Au milieu de ce chaos sans nom, s’ouvrent des portes pour la reconstruction d’un pays meurtri jusqu’aux os. La guérison sera longue et pénible. La plaie est si profonde qu’il faudra du temps pour qu’elle cicatrise. La peur est toujours présente, l’ambiance pesante, les esprits pleins de rancœur et avides de vengeance. Toutefois, l’absence de pardon rongerait encore davantage ce pays terrassé.

Une lueur d’espoir apparaît alors au bout du tunnel : c’est l’appel à la réconciliation nationale, sachant qu’elle ne sera pas automatique. Le cas de l’Afrique du Sud en est un bon exemple. Les efforts de Mandela, de Desmond Tutu et de la communauté internationale pour rapprocher les Sud-Africains ont porté du fruit. Néanmoins, les signes de l’apartheid, de la ségrégation et de la peur de l’autre, sont loin de disparaître totalement.
Autour de nous, des familles se déchirent, elles aussi, suite aux disputes. Certaines se recomposent après coup. Hélas, elles ne pensent pas toujours aux conséquences que peuvent subir les enfants. Ils sont souvent les premières victimes et ne comprennent pas forcément les choix des parents.
À un autre niveau, nous avons récemment assisté à une décision surprenante de la part de la Russie et de la Chine. Elles ont usé de leur droit de veto au Conseil de sécurité de l’ONU pour freiner les efforts de retour à la paix en Syrie.

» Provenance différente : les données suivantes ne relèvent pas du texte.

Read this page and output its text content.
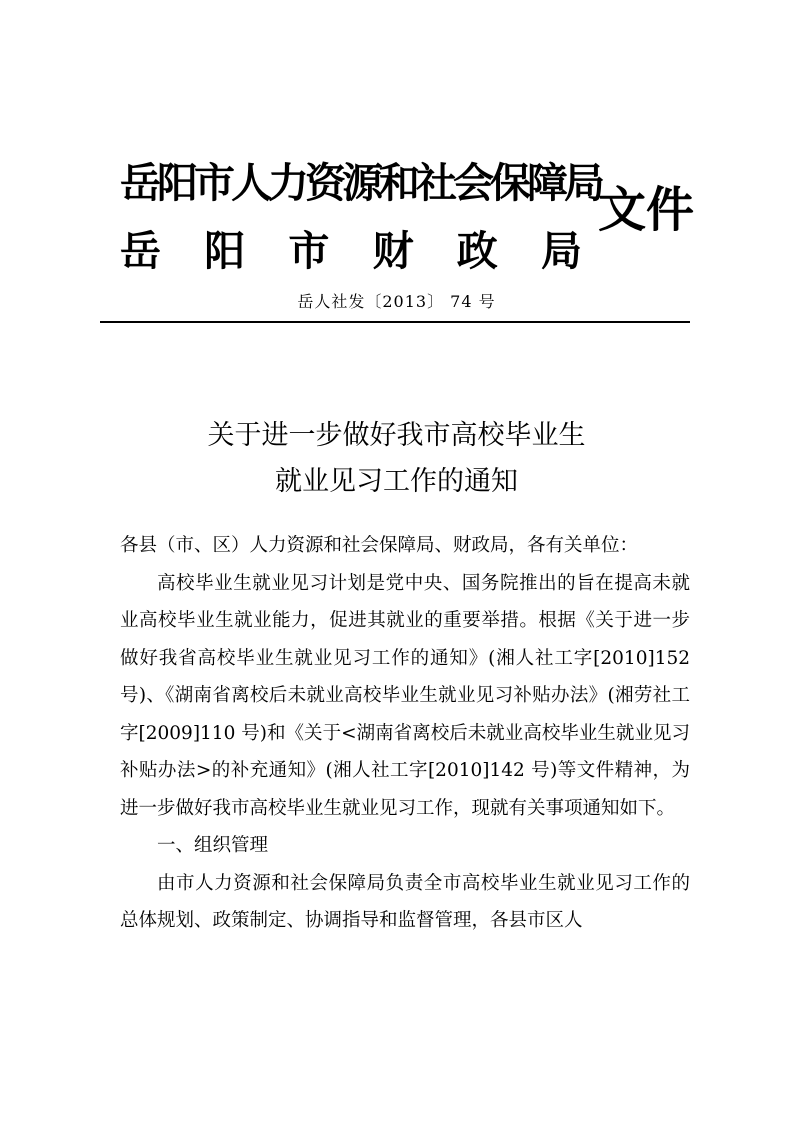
岳阳市人力资源和社会保障局
岳 阳 市 财 政 局
文件
岳人社发〔2013〕 74 号
关于进一步做好我市高校毕业生
就业见习工作的通知

各县（市、区）人力资源和社会保障局、财政局，各有关单位：

高校毕业生就业见习计划是党中央、国务院推出的旨在提高未就业高校毕业生就业能力，促进其就业的重要举措。根据《关于进一步做好我省高校毕业生就业见习工作的通知》(湘人社工字[2010]152 号)、《湖南省离校后未就业高校毕业生就业见习补贴办法》(湘劳社工字[2009]110 号)和《关于<湖南省离校后未就业高校毕业生就业见习补贴办法>的补充通知》(湘人社工字[2010]142 号)等文件精神，为进一步做好我市高校毕业生就业见习工作，现就有关事项通知如下。

一、组织管理

由市人力资源和社会保障局负责全市高校毕业生就业见习工作的总体规划、政策制定、协调指导和监督管理，各县市区人
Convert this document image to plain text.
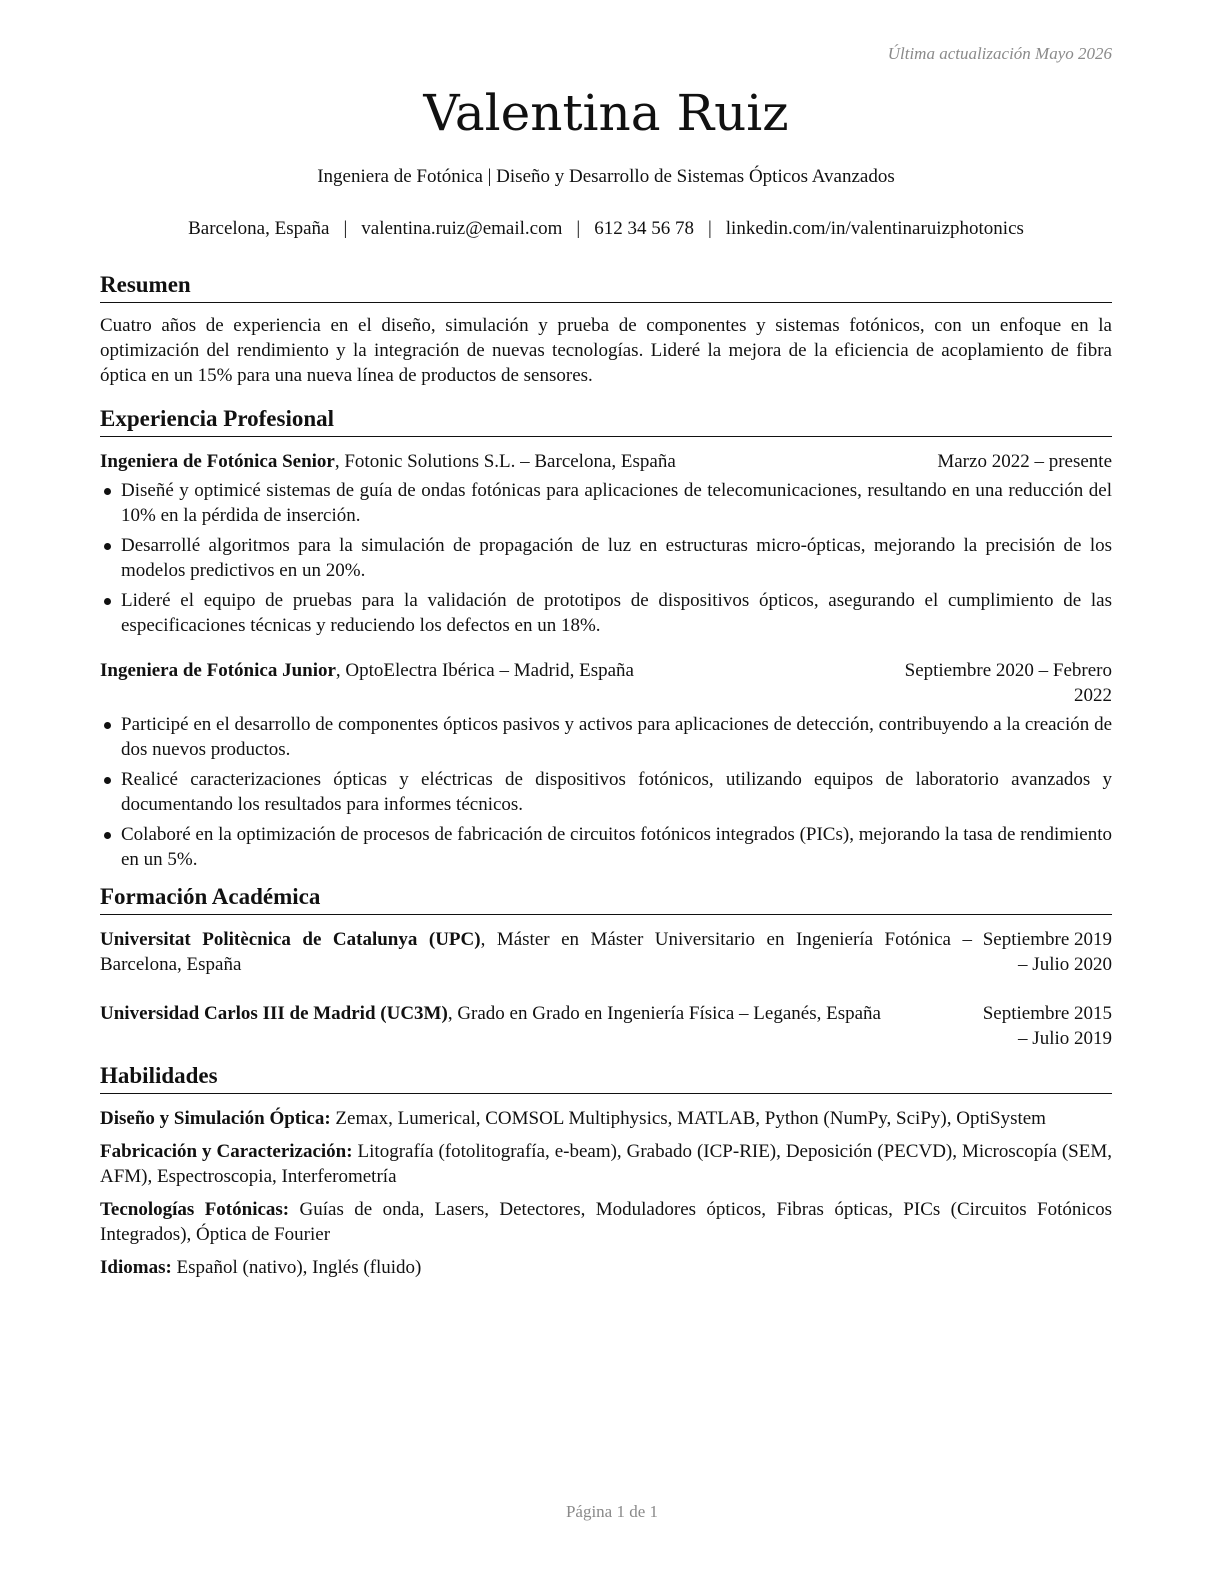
Última actualización Mayo 2026
Valentina Ruiz
Ingeniera de Fotónica | Diseño y Desarrollo de Sistemas Ópticos Avanzados
Barcelona, España | valentina.ruiz@email.com | 612 34 56 78 | linkedin.com/in/valentinaruizphotonics
Resumen

Cuatro años de experiencia en el diseño, simulación y prueba de componentes y sistemas fotónicos, con un enfoque en la optimización del rendimiento y la integración de nuevas tecnologías. Lideré la mejora de la eficiencia de acoplamiento de fibra óptica en un 15% para una nueva línea de productos de sensores.

Experiencia Profesional
Ingeniera de Fotónica Senior, Fotonic Solutions S.L. – Barcelona, España	Marzo 2022 – presente
Diseñé y optimicé sistemas de guía de ondas fotónicas para aplicaciones de telecomunicaciones, resultando en una reducción del 10% en la pérdida de inserción.
Desarrollé algoritmos para la simulación de propagación de luz en estructuras micro-ópticas, mejorando la precisión de los modelos predictivos en un 20%.
Lideré el equipo de pruebas para la validación de prototipos de dispositivos ópticos, asegurando el cumplimiento de las especificaciones técnicas y reduciendo los defectos en un 18%.
Ingeniera de Fotónica Junior, OptoElectra Ibérica – Madrid, España	Septiembre 2020 – Febrero 2022
Participé en el desarrollo de componentes ópticos pasivos y activos para aplicaciones de detección, contribuyendo a la creación de dos nuevos productos.
Realicé caracterizaciones ópticas y eléctricas de dispositivos fotónicos, utilizando equipos de laboratorio avanzados y documentando los resultados para informes técnicos.
Colaboré en la optimización de procesos de fabricación de circuitos fotónicos integrados (PICs), mejorando la tasa de rendimiento en un 5%.
Formación Académica
Universitat Politècnica de Catalunya (UPC), Máster en Máster Universitario en Ingeniería Fotónica – Barcelona, España
Septiembre 2019 – Julio 2020
Universidad Carlos III de Madrid (UC3M), Grado en Grado en Ingeniería Física – Leganés, España	Septiembre 2015 – Julio 2019
Habilidades
Diseño y Simulación Óptica: Zemax, Lumerical, COMSOL Multiphysics, MATLAB, Python (NumPy, SciPy), OptiSystem
Fabricación y Caracterización: Litografía (fotolitografía, e-beam), Grabado (ICP-RIE), Deposición (PECVD), Microscopía (SEM, AFM), Espectroscopia, Interferometría
Tecnologías Fotónicas: Guías de onda, Lasers, Detectores, Moduladores ópticos, Fibras ópticas, PICs (Circuitos Fotónicos Integrados), Óptica de Fourier
Idiomas: Español (nativo), Inglés (fluido)
Página 1 de 1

Ne peut-on pas parler, dans ce cas, d’égoïsme et de manque de compassion face à la souffrance humaine ? Quel sentiment habite les cœurs des citoyens syriens face à un tel comportement ? Comment encore parler de construire un monde où règne la paix, si certains individus ne regardent que leurs intérêts personnels ?
Avec ces interrogations à l’esprit, nous sommes entrés dans le temps de carême. Un moment opportun pour se tourner vers les autres. L’occasion de vivre la solidarité humaine par le partage de biens et d’amitié. Une période privilégiée où nous pouvons nous convertir, changer de route, nous réconcilier avec nos sœurs et nos frères, régler nos mésententes pour permettre à notre blessure intime de cicatriser enfin. Saurons-nous faire nôtre la résurrection du Christ à Pâques ? Si oui, ce sera notre guérison définitive.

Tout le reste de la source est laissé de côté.